Lim Changwon, Sen Pranab K, Peddada Shyamal D
Department of Mathematics and Statistics, Loyola University Chicago, 1032 W Sheridan Rd, Chicago, IL 60660.
Technometrics. 2013 May 1;55(2):150-160. doi: 10.1080/00401706.2012.749166.
Quantitative high throughput screening (qHTS) assays use cells or tissues to screen thousands of compounds in a short period of time. Data generated from qHTS assays are then evaluated using nonlinear regression models, such as the Hill model, and decisions regarding toxicity are made using the estimates of the parameters of the model. For any given compound, the variability in the observed response may either be constant across dose groups (homoscedasticity) or vary with dose (heteroscedasticity). Since thousands of compounds are simultaneously evaluated in a qHTS assay, it is not practically feasible for an investigator to perform residual analysis to determine the variance structure before performing statistical inferences on each compound. Since it is well-known that the variance structure plays an important role in the analysis of linear and nonlinear regression models it is therefore important to have practically useful and easy to interpret methodology which is robust to the variance structure. Furthermore, given the number of chemicals that are investigated in the qHTS assay, outliers and influential observations are not uncommon. In this article we describe preliminary test estimation (PTE) based methodology which is robust to the variance structure as well as any potential outliers and influential observations. Performance of the proposed methodology is evaluated in terms of false discovery rate (FDR) and power using a simulation study mimicking a real qHTS data. Of the two methods currently in use, our simulations studies suggest that one is extremely conservative with very small power in comparison to the proposed PTE based method whereas the other method is very liberal. In contrast, the proposed PTE based methodology achieves a better control of FDR while maintaining good power. The proposed methodology is illustrated using a data set obtained from the National Toxicology Program (NTP). Additional information, simulation results, data and computer code are available online as supplementary materials.
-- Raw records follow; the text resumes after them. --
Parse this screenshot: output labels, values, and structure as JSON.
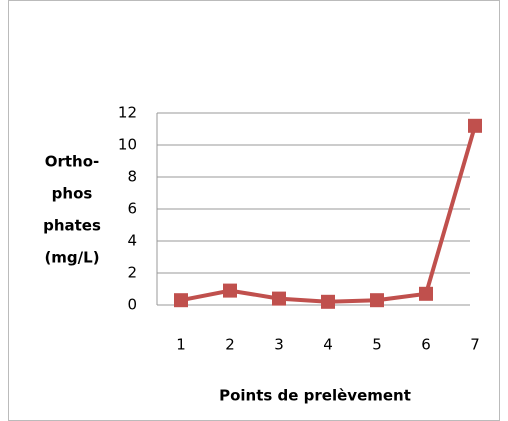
{
  "chart_data": {
    "type": "line",
    "xlabel": "Points de prelèvement",
    "ylabel": [
      "Ortho-",
      "phos",
      "phates",
      "(mg/L)"
    ],
    "categories": [
      "1",
      "2",
      "3",
      "4",
      "5",
      "6",
      "7"
    ],
    "series": [
      {
        "color": "#c0504d",
        "values": [
          0.3,
          0.9,
          0.4,
          0.2,
          0.3,
          0.7,
          11.2
        ]
      }
    ],
    "ylim": [
      0,
      12
    ],
    "yticks": [
      0,
      2,
      4,
      6,
      8,
      10,
      12
    ],
    "grid": true
  }
}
定量高通量筛选(qHTS)分析使用细胞或组织在短时间内筛选数千种化合物。然后使用非线性回归模型(如希尔模型)对qHTS分析产生的数据进行评估,并根据模型参数的估计结果做出关于毒性的决策。对于任何给定的化合物,观察到的反应变异性可能在各剂量组中保持恒定(同方差性),也可能随剂量变化(异方差性)。由于在qHTS分析中同时评估数千种化合物,研究人员在对每种化合物进行统计推断之前进行残差分析以确定方差结构在实际操作中并不可行。众所周知,方差结构在线性和非线性回归模型分析中起着重要作用,因此拥有实用且易于解释、对方差结构具有稳健性的方法非常重要。此外,鉴于qHTS分析中研究的化学物质数量众多,异常值和有影响的观测值并不罕见。在本文中,我们描述了基于初步测试估计(PTE)的方法,该方法对方差结构以及任何潜在的异常值和有影响的观测值具有稳健性。使用模拟真实qHTS数据的模拟研究,从错误发现率(FDR)和检验功效方面评估了所提出方法的性能。在目前使用的两种方法中,我们的模拟研究表明,与所提出的基于PTE的方法相比,一种方法极其保守,功效非常小,而另一种方法则非常宽松。相比之下,所提出的基于PTE的方法在保持良好功效的同时,能更好地控制FDR。使用从国家毒理学计划(NTP)获得的数据集对所提出的方法进行了说明。更多信息、模拟结果、数据和计算机代码可作为补充材料在线获取。